An Old Roman Of Mariposa
by [?]

“It’s a brutal, ghastly case,” he said, “and to my mind the only mystery about it is the prisoner’s father. He is a fine-looking man, with the manner and the head of an old Roman. He has the reputation of being the straightest and squarest man in the county; and how he ever came to be the father of such a good-for-nothing scum-of-the-earth as the prisoner I can explain only on the supposition that he is n’t.

“The old man is one of the pioneers in Mariposa, and they tell me that he was one of the nerviest men that ever drew a gun in this town. He killed his man in those days, just as lots of other good men did, but it was in self-defence; and everybody was glad that the town was rid of the man he dropped, and so nothing was said about it. There was a coroner’s jury, which gave a verdict of suicide, and explained their finding on the ground that it was suicidal for any man to draw on Dan Hopkins and then give Dan the chance to shoot first.

“Along in the latter years of the gold excitement a woman came to the town, who seems to have been part Portuguese, part Mexican, and all bad. She followed some man here from San Francisco, and lived as hard a life as the times and place made possible. And after a while she went to Dan Hopkins and told him that he must marry her. At first he would n’t consider seriously either her story or her proposition. But she kept at him, swore by all the saints in the calendar that the child was his, and then swore them all over again that if he did not marry her she would kill the child and herself too as soon as it was born, and their blood would be on his head. And finally he did marry her, and made a home for her.

“Time and again during this trial I ‘ve watched that man’s fine, stern old face and wondered what his motives and his feelings were when he took that poor beast of a woman to be his wife–whether he really believed her and thought it was his duty; or whether he feared that if he did not, the blood of a woman and a child would haunt him all the rest of his life; or whether the underside of his nature, under her influence, rose up and dominated all that was best in him and made him love her and be willing to marry her.
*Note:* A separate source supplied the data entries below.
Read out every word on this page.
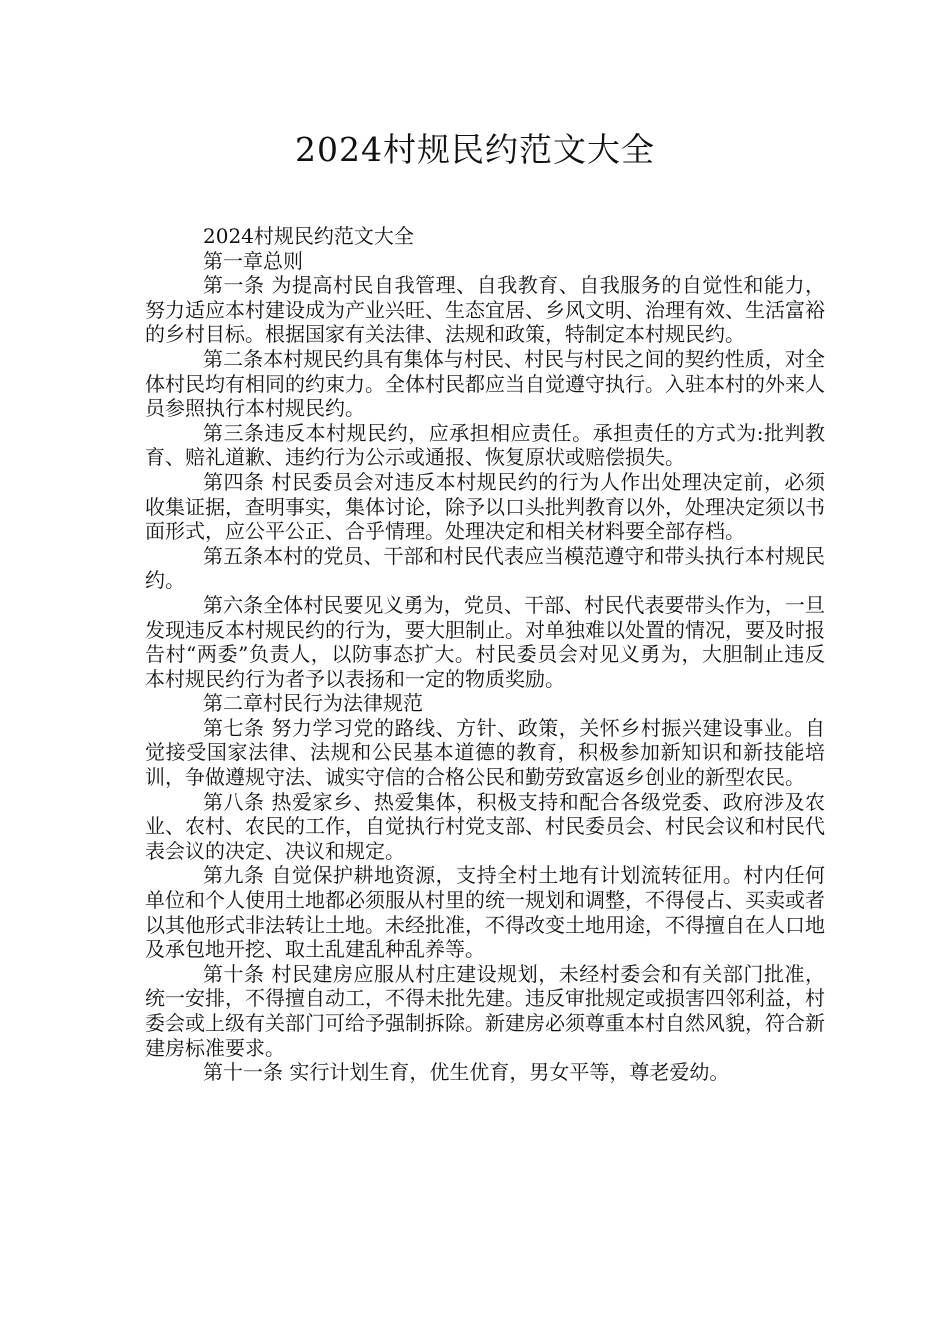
2024村规民约范文大全

2024村规民约范文大全

第一章总则

第一条 为提高村民自我管理、自我教育、自我服务的自觉性和能力，努力适应本村建设成为产业兴旺、生态宜居、乡风文明、治理有效、生活富裕的乡村目标。根据国家有关法律、法规和政策，特制定本村规民约。

第二条本村规民约具有集体与村民、村民与村民之间的契约性质，对全体村民均有相同的约束力。全体村民都应当自觉遵守执行。入驻本村的外来人员参照执行本村规民约。

第三条违反本村规民约，应承担相应责任。承担责任的方式为:批判教育、赔礼道歉、违约行为公示或通报、恢复原状或赔偿损失。

第四条 村民委员会对违反本村规民约的行为人作出处理决定前，必须收集证据，查明事实，集体讨论，除予以口头批判教育以外，处理决定须以书面形式，应公平公正、合乎情理。处理决定和相关材料要全部存档。

第五条本村的党员、干部和村民代表应当模范遵守和带头执行本村规民约。

第六条全体村民要见义勇为，党员、干部、村民代表要带头作为，一旦发现违反本村规民约的行为，要大胆制止。对单独难以处置的情况，要及时报告村“两委”负责人，以防事态扩大。村民委员会对见义勇为，大胆制止违反本村规民约行为者予以表扬和一定的物质奖励。

第二章村民行为法律规范

第七条 努力学习党的路线、方针、政策，关怀乡村振兴建设事业。自觉接受国家法律、法规和公民基本道德的教育，积极参加新知识和新技能培训，争做遵规守法、诚实守信的合格公民和勤劳致富返乡创业的新型农民。

第八条 热爱家乡、热爱集体，积极支持和配合各级党委、政府涉及农业、农村、农民的工作，自觉执行村党支部、村民委员会、村民会议和村民代表会议的决定、决议和规定。

第九条 自觉保护耕地资源，支持全村土地有计划流转征用。村内任何单位和个人使用土地都必须服从村里的统一规划和调整，不得侵占、买卖或者以其他形式非法转让土地。未经批准，不得改变土地用途，不得擅自在人口地及承包地开挖、取土乱建乱种乱养等。

第十条 村民建房应服从村庄建设规划，未经村委会和有关部门批准，统一安排，不得擅自动工，不得未批先建。违反审批规定或损害四邻利益，村委会或上级有关部门可给予强制拆除。新建房必须尊重本村自然风貌，符合新建房标准要求。

第十一条 实行计划生育，优生优育，男女平等，尊老爱幼。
“Whatever it was, the deed was done, and the woman of the town became Mrs. Hopkins, with Dan Hopkins’s gun at her service, ready to take revenge upon anybody who might offer her the least insult or whisper a slighting word about the past.

“He did not try to crowd her down people’s throats–they might let her alone if they wished, and they mostly did, I believe–but they were made to understand that they had to treat her and speak of her with respect.

“He bought a big ranch a little way out of town, and there they lived from that time on. As far as I can find out, the woman lived a straight, respectable kind of life for a dozen years or more, and then she died.

“But all her badness seems to have descended to the boy. It’s one of the oddest studies in heredity I ever came across. The people here all tell me that until he was thirteen or fourteen years old he was a manly sort of a lad, and gave promise of being something like his father as he grew up. But about that time the evil in him began to show itself, and the older he grew the less moral principle he seemed to possess. He was courageous, they say, and that was the only good quality he had. It was a sort of dare-devil bravery, and along with it he was cruel, thieving, untruthful, and–well, about as near thoroughly bad as they make ’em. At least, that’s the sum of the account of him the people here have given me.